One wonders if any of the boobies who sit on the Committee have ever actually used the Internet. I’ve just checked with Flickr (one of the user-generated content sites which exercises these Tribunes of the People). A total of 4,219 images were uploaded to it in the last minute.

Charles Arthur has the measure of these crazies.

And then they drop the big idea: “We recommend that proactive review of content should be standard practice for sites hosting user-generated content.” Not just that, but there should be a hotline to the police: “Few [social sites] provide a direct reporting facility to law enforcement agencies. We believe that high profile facilities with simple, preferably one-click mechanisms for reporting directly to law enforcement and support organisations are an essential feature of a safe networking site.”

And as if that weren’t enough, their final, big, razzle-dazzle is a call for, yes, a centralised body, a fabulous new self-regulatory quango:

“Under which the industry would speedily establish a self-regulatory body to draw up agreed minimum standards based upon the recommendations of the UK council for child internet safety, monitor their effectiveness, publish performance statistics, and adjudicate on complaints. In time, the new body might also take on the task of setting rules governing practice in other areas such as online piracy and peer to peer file-sharing, and targeted or so-called “behavioural” advertising.”

Oh, my aching neurons. Let’s start at the top. Proactive review? That means checking before putting up. That means one pair of eyes per pair of eyes uploading stuff. Unfeasible, unless we demand Facebook employ, say, 50,000 new staff to look over all the content being uploaded by Facebook’s 8 million-plus UK users. Hey, I’m sure Mark Zuckerberg would be delighted.

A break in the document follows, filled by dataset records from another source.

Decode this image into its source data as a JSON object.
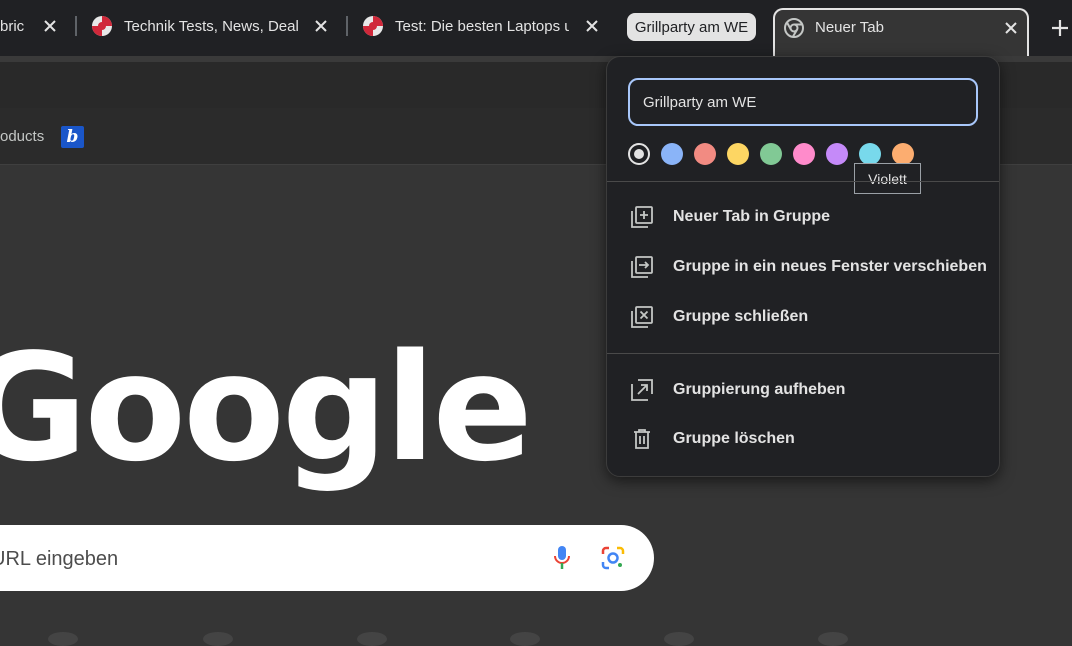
{
  "tabs": [
    {
      "title": "bric",
      "has_close": true
    },
    {
      "title": "Technik Tests, News, Deals",
      "has_close": true
    },
    {
      "title": "Test: Die besten Laptops u",
      "has_close": true
    }
  ],
  "group": {
    "label": "Grillparty am WE"
  },
  "active_tab": {
    "title": "Neuer Tab"
  },
  "bookmarks": {
    "partial_label": "oducts",
    "icon_letter": "b"
  },
  "logo": {
    "text": "Google"
  },
  "search": {
    "placeholder": "URL eingeben"
  },
  "popup": {
    "name_value": "Grillparty am WE",
    "colors": [
      {
        "name": "grey",
        "hex": "#e3e3e3",
        "selected": true
      },
      {
        "name": "blue",
        "hex": "#8ab4f8"
      },
      {
        "name": "red",
        "hex": "#f28b82"
      },
      {
        "name": "yellow",
        "hex": "#fdd663"
      },
      {
        "name": "green",
        "hex": "#81c995"
      },
      {
        "name": "pink",
        "hex": "#ff8bcb"
      },
      {
        "name": "purple",
        "hex": "#c58af9"
      },
      {
        "name": "cyan",
        "hex": "#78d9ec"
      },
      {
        "name": "orange",
        "hex": "#fcad70"
      }
    ],
    "tooltip": "Violett",
    "menu": [
      {
        "label": "Neuer Tab in Gruppe",
        "icon": "add-to-group-icon"
      },
      {
        "label": "Gruppe in ein neues Fenster verschieben",
        "icon": "move-to-window-icon"
      },
      {
        "label": "Gruppe schließen",
        "icon": "close-group-icon"
      },
      {
        "label": "Gruppierung aufheben",
        "icon": "ungroup-icon"
      },
      {
        "label": "Gruppe löschen",
        "icon": "trash-icon"
      }
    ]
  }
}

A hotline to the police? Have you noticed how uninterested the police are when you call them to say that your bank card has been cloned and hundreds taken from your account? And how will they deal with a zillion people clicking “report to police” each time someone says, “I’m going to kill you!” on some user forum? The problem with this is that it doesn’t – to use the net phrase – “scale”.

Bill Thompson also has a go at this in Index on Censorship.

A bunch of MPs has decided the best way to get some publicity at the start of the summer recess, when newspaper editors are starved of ‘serious’ stories, is to announce that the Internet is like the Wild West, and children are constantly exposed to unsuitable material on YouTube, reveal intimate personal details on Bebo and surf the web looking for pro-anorexia or suicide support sites.

Sadly, it seems that John Whittingdale and his committee members have not been poring over the technical details of IPv6 and OpenID, so what we’ve got in their report is yet more condemnation of the dark side of today’s Internet and a few poorly-grounded suggestions as to what might be done, most of which seem to comprise a call for Internet service providers and web hosts to become the net’s new morality police.